Steve Richfield wrote:
Richard,

On 12/25/08, *Richard Loosemore* <r...@lightlink.com <mailto:r...@lightlink.com>> wrote:

    Steve Richfield wrote:

        Ben, et al,
         After ~5 months of delay for theoretical work, here are the
        basic ideas as to how really fast and efficient automatic
        learning could be made almost trivial. I decided NOT to post the
        paper (yet), but rather, to just discuss the some of the
        underlying ideas in AGI-friendly terms.
         Suppose for a moment that a NN or AGI program (they can be
        easily mapped from one form to the other


    ... this is not obvious, to say the least.  Mapping involves many
    compromises that change the functioning of each type ...

There are doubtless exceptions to my broad statement, but generally, neuron functionality is WIDE open to be pretty much ANYTHING you choose, including that of an AGI engine's functionality on its equations. In the reverse, any NN could be expressed in a shorthand form that contains structure, synapse functions, etc., and an AGI engine could be built/modified to function according to that shorthand. In short, mapping between NN and AGI forms presumes flexibility in the functionality of the target form. Where that flexibility is NOT present, e.g. because of orthogonal structure, etc., then you must ask whether something is being gained or lost by the difference. Clearly, any transition that involves a loss should be carefully examined to see if the entire effort is headed in the wrong direction, which I think was your original point here.


There is a problem here.

When someone says "X and Y can easily be mapped from one form to the other" there is an implication that they are NOt suggesting that we go right down to the basic constituents of both X and Y in order to effect the mapping.

Thus: "Chalk and Cheese can easily be mapped from one to the other" .... trivially true if we are prepared to go down to the common denominator of electrons, protons and neutrons. But if we stay at a sensible level then, no, these do not map onto one another.

Similarly, if you claim that NN and regular AGI map onto one another, I assume that you are saying something more substantial than that these two can both be broken down into their primitive computational parts, and that when this is done they seem equivalent.

NN and regular AGI, they way they are understood by people who understand them, have very different styles of constructing intelligent systems. Sure, you can code both in C, or Lisp, or Cobol, but that is to trash the real meaning of "are easily mapped onto one another".

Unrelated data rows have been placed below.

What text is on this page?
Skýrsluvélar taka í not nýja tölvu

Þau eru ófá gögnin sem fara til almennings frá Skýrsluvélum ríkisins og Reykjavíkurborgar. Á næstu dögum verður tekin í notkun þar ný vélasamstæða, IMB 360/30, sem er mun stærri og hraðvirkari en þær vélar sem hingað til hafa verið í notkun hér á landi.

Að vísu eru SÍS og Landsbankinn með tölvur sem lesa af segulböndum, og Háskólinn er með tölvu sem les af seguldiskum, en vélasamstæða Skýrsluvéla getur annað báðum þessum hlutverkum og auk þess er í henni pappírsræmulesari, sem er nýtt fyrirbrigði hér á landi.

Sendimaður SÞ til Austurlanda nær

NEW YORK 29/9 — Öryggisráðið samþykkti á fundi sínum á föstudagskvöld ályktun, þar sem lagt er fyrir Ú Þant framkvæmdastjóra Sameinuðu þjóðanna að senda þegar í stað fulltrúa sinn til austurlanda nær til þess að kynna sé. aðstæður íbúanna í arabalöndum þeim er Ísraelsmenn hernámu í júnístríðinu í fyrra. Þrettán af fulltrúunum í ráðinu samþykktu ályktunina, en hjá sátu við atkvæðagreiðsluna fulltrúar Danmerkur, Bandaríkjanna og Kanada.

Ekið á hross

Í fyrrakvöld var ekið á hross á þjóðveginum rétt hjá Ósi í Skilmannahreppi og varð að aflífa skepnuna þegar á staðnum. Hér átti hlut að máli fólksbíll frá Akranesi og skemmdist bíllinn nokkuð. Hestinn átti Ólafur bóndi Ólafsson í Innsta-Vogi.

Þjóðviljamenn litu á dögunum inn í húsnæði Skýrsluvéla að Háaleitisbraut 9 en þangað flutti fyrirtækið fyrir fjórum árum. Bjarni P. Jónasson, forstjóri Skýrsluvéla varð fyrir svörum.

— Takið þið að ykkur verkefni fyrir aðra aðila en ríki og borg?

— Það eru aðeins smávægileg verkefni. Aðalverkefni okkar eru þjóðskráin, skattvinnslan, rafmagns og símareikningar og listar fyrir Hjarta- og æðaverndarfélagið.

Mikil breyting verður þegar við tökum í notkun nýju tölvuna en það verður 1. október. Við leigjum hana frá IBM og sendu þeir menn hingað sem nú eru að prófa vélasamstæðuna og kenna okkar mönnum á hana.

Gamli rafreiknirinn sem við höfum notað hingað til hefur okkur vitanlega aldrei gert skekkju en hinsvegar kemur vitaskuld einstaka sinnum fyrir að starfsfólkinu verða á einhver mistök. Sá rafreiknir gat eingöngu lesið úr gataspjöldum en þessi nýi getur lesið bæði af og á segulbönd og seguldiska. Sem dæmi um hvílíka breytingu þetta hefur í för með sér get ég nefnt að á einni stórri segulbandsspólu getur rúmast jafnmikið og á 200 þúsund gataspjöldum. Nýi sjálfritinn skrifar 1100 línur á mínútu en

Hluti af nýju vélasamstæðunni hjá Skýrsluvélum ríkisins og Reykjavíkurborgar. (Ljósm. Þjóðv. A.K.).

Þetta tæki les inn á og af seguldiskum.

    ), instead of operating on "objects" (in an

        object-oriented sense)


    Neither NN nor AGI has any intrinsic relationship to OO.

Clearly I need a better term here. Both NNs and AGIs tend to have neurons or equations that reflect the presence (or absence) of various objects, conditions, actions, etc. My fundamental assertion is that if you differentiate the inputs so that everything in the entire network reflects dp/dt instead of straight probabilities, then the network works identically, but learning is GREATLY simplified.

Seems like a simple misunderstanding: you were not aware that "object oriented" does not mean the same as saying that there are fundamental atomic constituents of a representation.




    , instead, operates on the rate-of-changes in the

        probabilities of "objects", or dp/dt. Presuming sufficient
        bandwidth to generally avoid superstitious coincidences, fast
        unsupervised learning then becomes completely trivial, as like
        objects cause simultaneous like-patterned changes in the inputs
        WITHOUT the overlapping effects of the many other objects
        typically present in the input (with numerous minor exceptions).


    You have already presumed that something supplies the system with
    "objects" that are meaningful.  Even before your first mention of
    dp/dt, there has to be a mechanism that is so good that it never
    invents objects such as:

    Object A:  "A person who once watched all of Tuesday Welds movies in
    the space of one week" or

    Object B:  "Something that is a combination of Julius Caesar's pinky
    toe and a sour grape that Brutus' just spat out" or

    Object C:  "All of the molecules involved in a swiming gala that
    happen to be 17.36 meters from the last drop of water that splashed
    from the pool".

    You have supplied no mechanism that is able to do that, but that
    mechanism is 90% of the trouble, if learning is what you are about.

With prior unsupervised learning you are 100% correct. However none of the examples you gave involved temporal simultaneity. I will discuss B above because it is close enough to be interesting. If indeed someone just began to notice something interesting about Caesar's pinkie toe *_as_* they just began to notice the taste of a sour grape, then yes, that probably would be leaned via the mechanisms I am talking about. However, if one was "present perfect tense" while the other was just beginning, then it wouldn't with my approach but would with prior unsupervised learning methods. For example, Caesar's pinkie toe had been noticed and examined, then before the condition passed they tasted a sour grape, then temporal simultaneity of the dp/dt edges wouldn't exist to learn from. Of course, in both cases, the transforms would work identically given identical prior learning/programming.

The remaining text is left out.